Caldwell Stone said HB 1539 would "decimate" schools' library collections.

"It empowers one person to override the wishes of other parents who might want their students to have access to different, challenging works of literature in preparation for college or have access to accurate information about human biology, reproductive health and topics like gender identity and sexual orientation," she said. "It's really telling communities that they can't make their own decisions about what their students learn, and it's telling parents that they simply don't have the ability to control what their students learn either."

Blankenship said HB 1539 is an “evolution” in conservative tactics.

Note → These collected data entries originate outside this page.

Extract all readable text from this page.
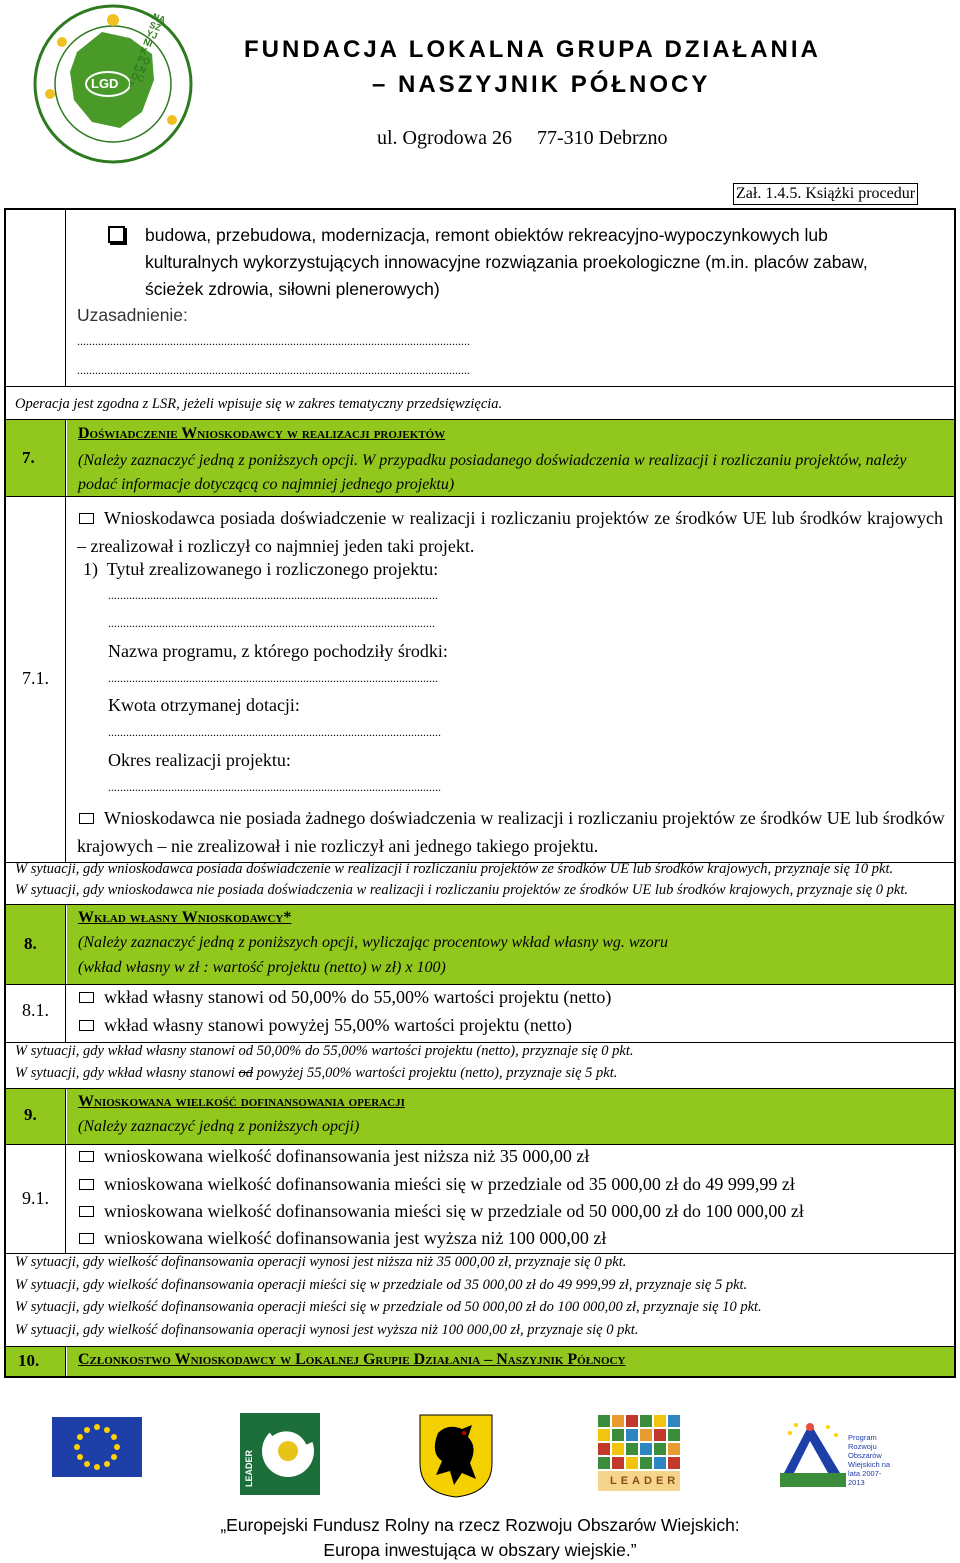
LGD
NASZYJNIK PÓŁNOCY
FUNDACJA LOKALNA GRUPA DZIAŁANIA
– NASZYJNIK PÓŁNOCY
ul. Ogrodowa 26     77-310 Debrzno
Zał. 1.4.5. Książki procedur
budowa, przebudowa, modernizacja, remont obiektów rekreacyjno-wypoczynkowych lub kulturalnych wykorzystujących innowacyjne rozwiązania proekologiczne (m.in. placów zabaw, ścieżek zdrowia, siłowni plenerowych)
Uzasadnienie:
...................................................................................................................................
...................................................................................................................................
Operacja jest zgodna z LSR, jeżeli wpisuje się w zakres tematyczny przedsięwzięcia.
7.
Doświadczenie Wnioskodawcy w realizacji projektów
(Należy zaznaczyć jedną z poniższych opcji. W przypadku posiadanego doświadczenia w realizacji i rozliczaniu projektów, należy podać informacje dotyczącą co najmniej jednego projektu)
7.1.
Wnioskodawca posiada doświadczenie w realizacji i rozliczaniu projektów ze środków UE lub środków krajowych – zrealizował i rozliczył co najmniej jeden taki projekt.
1)  Tytuł zrealizowanego i rozliczonego projektu:
..............................................................................................................
.............................................................................................................
Nazwa programu, z którego pochodziły środki:
..............................................................................................................
Kwota otrzymanej dotacji:
...............................................................................................................
Okres realizacji projektu:
...............................................................................................................
Wnioskodawca nie posiada żadnego doświadczenia w realizacji i rozliczaniu projektów ze środków UE lub środków krajowych – nie zrealizował i nie rozliczył ani jednego takiego projektu.
W sytuacji, gdy wnioskodawca posiada doświadczenie w realizacji i rozliczaniu projektów ze środków UE lub środków krajowych, przyznaje się 10 pkt.
W sytuacji, gdy wnioskodawca nie posiada doświadczenia w realizacji i rozliczaniu projektów ze środków UE lub środków krajowych, przyznaje się 0 pkt.
8.
Wkład własny Wnioskodawcy*
(Należy zaznaczyć jedną z poniższych opcji, wyliczając procentowy wkład własny wg. wzoru
(wkład własny w zł : wartość projektu (netto) w zł) x 100)
8.1.
wkład własny stanowi od 50,00% do 55,00% wartości projektu (netto)
wkład własny stanowi powyżej 55,00% wartości projektu (netto)
W sytuacji, gdy wkład własny stanowi od 50,00% do 55,00% wartości projektu (netto), przyznaje się 0 pkt.
W sytuacji, gdy wkład własny stanowi od powyżej 55,00% wartości projektu (netto), przyznaje się 5 pkt.
9.
Wnioskowana wielkość dofinansowania operacji
(Należy zaznaczyć jedną z poniższych opcji)
9.1.
wnioskowana wielkość dofinansowania jest niższa niż 35 000,00 zł
wnioskowana wielkość dofinansowania mieści się w przedziale od 35 000,00 zł do 49 999,99 zł
wnioskowana wielkość dofinansowania mieści się w przedziale od 50 000,00 zł do 100 000,00 zł
wnioskowana wielkość dofinansowania jest wyższa niż 100 000,00 zł
W sytuacji, gdy wielkość dofinansowania operacji wynosi jest niższa niż 35 000,00 zł, przyznaje się 0 pkt.
W sytuacji, gdy wielkość dofinansowania operacji mieści się w przedziale od 35 000,00 zł do 49 999,99 zł, przyznaje się 5 pkt.
W sytuacji, gdy wielkość dofinansowania operacji mieści się w przedziale od 50 000,00 zł do 100 000,00 zł, przyznaje się 10 pkt.
W sytuacji, gdy wielkość dofinansowania operacji wynosi jest wyższa niż 100 000,00 zł, przyznaje się 0 pkt.
10. Członkostwo Wnioskodawcy w Lokalnej Grupie Działania – Naszyjnik Północy
LEADER	LEADER
Program Rozwoju Obszarów Wiejskich na lata 2007-2013
„Europejski Fundusz Rolny na rzecz Rozwoju Obszarów Wiejskich:
Europa inwestująca w obszary wiejskie.”
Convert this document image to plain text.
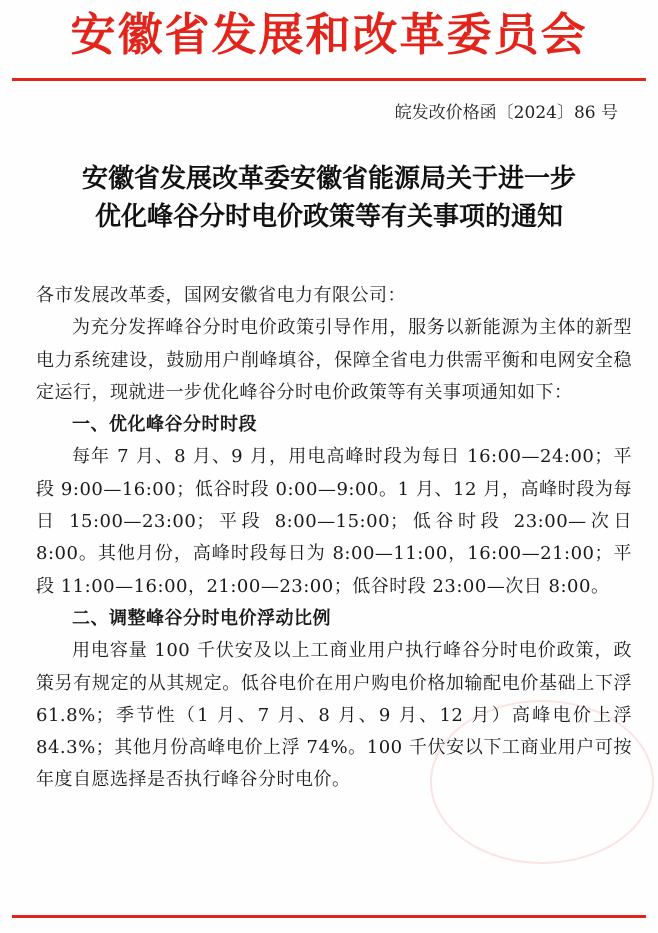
安徽省发展和改革委员会
皖发改价格函〔2024〕86 号
安徽省发展改革委安徽省能源局关于进一步
优化峰谷分时电价政策等有关事项的通知

各市发展改革委，国网安徽省电力有限公司：

为充分发挥峰谷分时电价政策引导作用，服务以新能源为主体的新型电力系统建设，鼓励用户削峰填谷，保障全省电力供需平衡和电网安全稳定运行，现就进一步优化峰谷分时电价政策等有关事项通知如下：

一、优化峰谷分时时段

每年 7 月、8 月、9 月，用电高峰时段为每日 16:00—24:00；平段 9:00—16:00；低谷时段 0:00—9:00。1 月、12 月，高峰时段为每日 15:00—23:00；平段 8:00—15:00；低谷时段 23:00—次日 8:00。其他月份，高峰时段每日为 8:00—11:00，16:00—21:00；平段 11:00—16:00，21:00—23:00；低谷时段 23:00—次日 8:00。

二、调整峰谷分时电价浮动比例

用电容量 100 千伏安及以上工商业用户执行峰谷分时电价政策，政策另有规定的从其规定。低谷电价在用户购电价格加输配电价基础上下浮 61.8%；季节性（1 月、7 月、8 月、9 月、12 月）高峰电价上浮 84.3%；其他月份高峰电价上浮 74%。100 千伏安以下工商业用户可按年度自愿选择是否执行峰谷分时电价。
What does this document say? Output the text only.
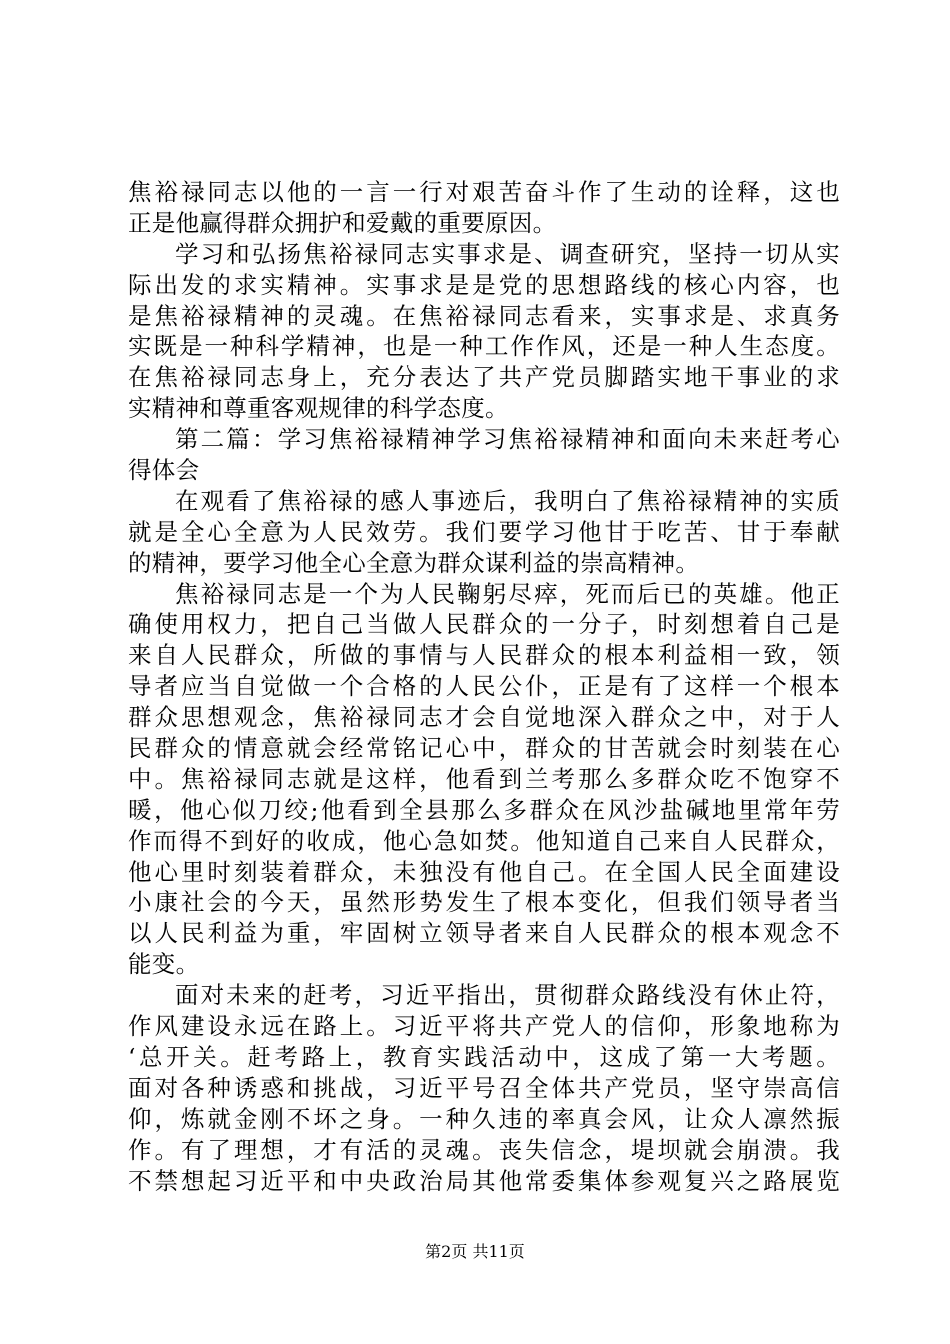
焦裕禄同志以他的一言一行对艰苦奋斗作了生动的诠释，这也
正是他赢得群众拥护和爱戴的重要原因。
学习和弘扬焦裕禄同志实事求是、调查研究，坚持一切从实
际出发的求实精神。实事求是是党的思想路线的核心内容，也
是焦裕禄精神的灵魂。在焦裕禄同志看来，实事求是、求真务
实既是一种科学精神，也是一种工作作风，还是一种人生态度。
在焦裕禄同志身上，充分表达了共产党员脚踏实地干事业的求
实精神和尊重客观规律的科学态度。
第二篇：学习焦裕禄精神学习焦裕禄精神和面向未来赶考心
得体会
在观看了焦裕禄的感人事迹后，我明白了焦裕禄精神的实质
就是全心全意为人民效劳。我们要学习他甘于吃苦、甘于奉献
的精神，要学习他全心全意为群众谋利益的崇高精神。
焦裕禄同志是一个为人民鞠躬尽瘁，死而后已的英雄。他正
确使用权力，把自己当做人民群众的一分子，时刻想着自己是
来自人民群众，所做的事情与人民群众的根本利益相一致，领
导者应当自觉做一个合格的人民公仆，正是有了这样一个根本
群众思想观念，焦裕禄同志才会自觉地深入群众之中，对于人
民群众的情意就会经常铭记心中，群众的甘苦就会时刻装在心
中。焦裕禄同志就是这样，他看到兰考那么多群众吃不饱穿不
暖，他心似刀绞;他看到全县那么多群众在风沙盐碱地里常年劳
作而得不到好的收成，他心急如焚。他知道自己来自人民群众，
他心里时刻装着群众，未独没有他自己。在全国人民全面建设
小康社会的今天，虽然形势发生了根本变化，但我们领导者当
以人民利益为重，牢固树立领导者来自人民群众的根本观念不
能变。
面对未来的赶考，习近平指出，贯彻群众路线没有休止符，
作风建设永远在路上。习近平将共产党人的信仰，形象地称为
‘总开关。赶考路上，教育实践活动中，这成了第一大考题。
面对各种诱惑和挑战，习近平号召全体共产党员，坚守崇高信
仰，炼就金刚不坏之身。一种久违的率真会风，让众人凛然振
作。有了理想，才有活的灵魂。丧失信念，堤坝就会崩溃。我
不禁想起习近平和中央政治局其他常委集体参观复兴之路展览
第2页 共11页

“They started with Stop WOKE and Don’t Say Gay. Then they came with [Senate Bill] 266, killing all discussions and groups supporting any sort of diversity. HB 1069 created a statutory process for banning books while attacking identity. They’re now going for any sexual conduct and content."

Blankenship said these bans, which prompted PEN America to open its Florida office in 2023, are about more than just books. They muzzle speech, scare teachers and librarians into self-censorship and erase representation of people of color and LGBTQ+ communities, their experiences, history and stories.

“ What people should understand at this point is the book bans in Florida are the perfect lesson of why we should care about our local elections,” she said, adding that Florida legislation often becomes the “blueprint” for legislation that gets replicated in other states. Variations on Florida’s 2022 Parental Rights in Education law aka Don’t Say Gay have been introduced in more than 20 states, according to PEN America.

“This is where the real fight is for our democracy,” Blankenship said.